= Harold A. Rogers =

Harold Allin Rogers, OC, OBE (January 3, 1899 - September 15, 1994) was the founder of Kin Canada. He is known by Kinsmen and Kinettes as Founder Hal.

== Early life ==
Harold Allin Rogers was born in London, Ontario, on January 3, 1899. Rogers moved to Hamilton, Ontario to work for his father when he was appointed manager of the Standard Sanitary Co. Ltd. Soon after the move, in March 1916, at the age of 17, he enlisted with the 173rd Argyle and Sutherland Battalion. After further training in England, and anxious to get to the front lines, he transferred to the 54th Kootenay Battalion. He fought at Vimy Ridge, Lens, Hill 70 and Ypres, where his leadership skills in the field led to his promotion to the rank of corporal and a recommendation for a commission. Before it could be acted upon, he was gassed at the Paschendaele front (Ypres) and wounded at the Amiens front. After hospitalization in England, he returned home to Hamilton in January 1919.

== Kin Canada ==
Missing the camaraderie of army life, Rogers decided to join the local Rotary Club where his father was a member. Because a once fundamental rule of the Rotarians was to only have one member from each employment classification and as he worked as a salesman in the plumbing industry for his father, his application was rejected. Rogers decided to create a new club and, as a result of his initiative, a small group of like-minded men gathered for a dinner meeting on February 20, 1920, and formed what became known as the Kinsmen Club of Hamilton - Canada's first Kinsmen Club.

== Education ==
Rogers dedication to the concept of education is evidenced in his many years as a trustee on the Forest Hill Board of Education and was recognised by the Ontario Secondary School Teachers' Federation, which named him the first recipient of the Lamp of Learning Award in 1950. The Lamp of Learning is awarded annually to a non-teacher who has contributed to the furtherance of education in the Province of Ontario.

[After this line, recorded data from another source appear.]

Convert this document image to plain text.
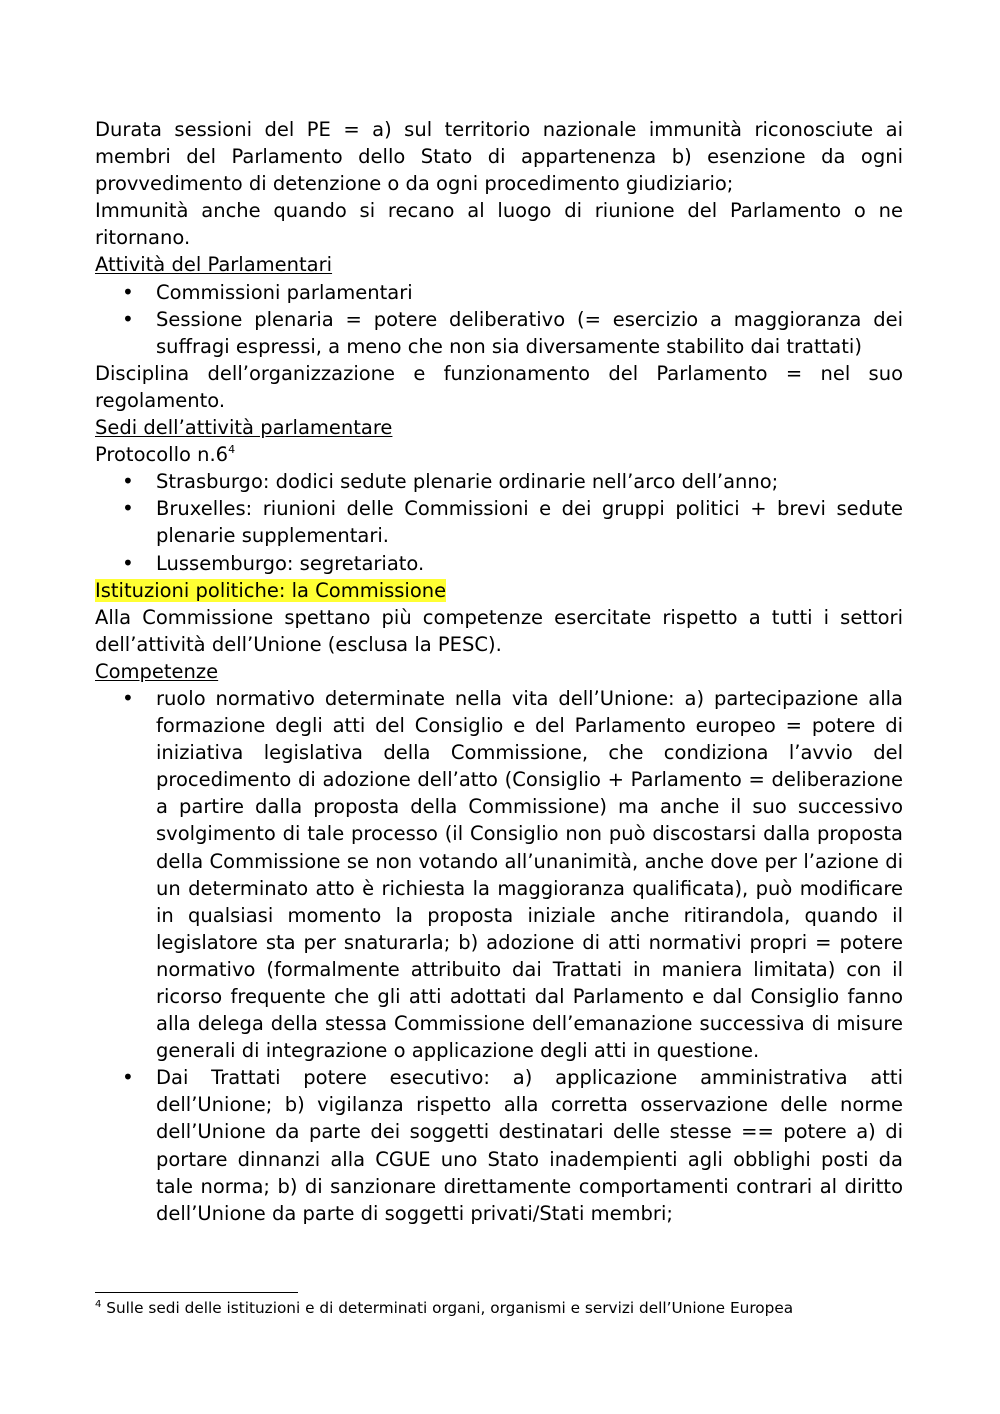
Durata sessioni del PE = a) sul territorio nazionale immunità riconosciute ai membri del Parlamento dello Stato di appartenenza b) esenzione da ogni provvedimento di detenzione o da ogni procedimento giudiziario;

Immunità anche quando si recano al luogo di riunione del Parlamento o ne ritornano.

Attività del Parlamentari

• Commissioni parlamentari
• Sessione plenaria = potere deliberativo (= esercizio a maggioranza dei suffragi espressi, a meno che non sia diversamente stabilito dai trattati)

Disciplina dell’organizzazione e funzionamento del Parlamento = nel suo regolamento.

Sedi dell’attività parlamentare

Protocollo $n.6^4$

• Strasburgo: dodici sedute plenarie ordinarie nell’arco dell’anno;
• Bruxelles: riunioni delle Commissioni e dei gruppi politici + brevi sedute plenarie supplementari.
• Lussemburgo: segretariato.

Istituzioni politiche: la Commissione

Alla Commissione spettano più competenze esercitate rispetto a tutti i settori dell’attività dell’Unione (esclusa la PESC).

Competenze

• ruolo normativo determinate nella vita dell’Unione: a) partecipazione alla formazione degli atti del Consiglio e del Parlamento europeo = potere di iniziativa legislativa della Commissione, che condiziona l’avvio del procedimento di adozione dell’atto (Consiglio + Parlamento = deliberazione a partire dalla proposta della Commissione) ma anche il suo successivo svolgimento di tale processo (il Consiglio non può discostarsi dalla proposta della Commissione se non votando all’unanimità, anche dove per l’azione di un determinato atto è richiesta la maggioranza qualificata), può modificare in qualsiasi momento la proposta iniziale anche ritirandola, quando il legislatore sta per snaturarla; b) adozione di atti normativi propri = potere normativo (formalmente attribuito dai Trattati in maniera limitata) con il ricorso frequente che gli atti adottati dal Parlamento e dal Consiglio fanno alla delega della stessa Commissione dell’emanazione successiva di misure generali di integrazione o applicazione degli atti in questione.
• Dai Trattati potere esecutivo: a) applicazione amministrativa atti dell’Unione; b) vigilanza rispetto alla corretta osservazione delle norme dell’Unione da parte dei soggetti destinatari delle stesse == potere a) di portare dinnanzi alla CGUE uno Stato inadempienti agli obblighi posti da tale norma; b) di sanzionare direttamente comportamenti contrari al diritto dell’Unione da parte di soggetti privati/Stati membri;
$^4$ Sulle sedi delle istituzioni e di determinati organi, organismi e servizi dell’Unione Europea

In 1994, The Hal Rogers Endowment the Fund was established in his honour to fund bursaries to post-secondary students. By 2007, 564 awards of $1000 each had been presented.

==Plaque==
The Ontario Heritage Trust erected a plaque at his birthplace in London, Ontario. The founder of Kinsmen & Kinette Clubs of Canada was born and raised at 324 Dundas Street, directly across from the armouries. Seeking the camaraderie he had experienced in the army during the First World War, "Hal" Rogers began the first Kinsmen Club in Hamilton in 1920. Under his guidance other clubs soon formed, each dedicated to "serving the community's greatest need". Ongoing contributions from women prompted the formation of the Kinettes in 1942. During the Second World War, Rogers chaired the "Milk for Britain" campaign, the first of the clubs' many national projects. By visiting clubs across Canada throughout his life, he inspired countless young Canadians to serve their communities.

== Recognition ==
Rogers died on September 15, 1994, at the age of 95.

Rogers was made an Officer of the Order of the British Empire in 1946 to recognise his efforts as the chairman of Kinsmen's Milk for Britain wartime project which raised about C$2.7 million and sent 50 million quarts of milk to Britain.

In 1978, Rogers was appointed an Officer of the Order of Canada in recognition of his years of community service and founding of Kin Canada.

In 2004, he was voted number 22 on the list of The Greatest Canadian a program televised by the CBC.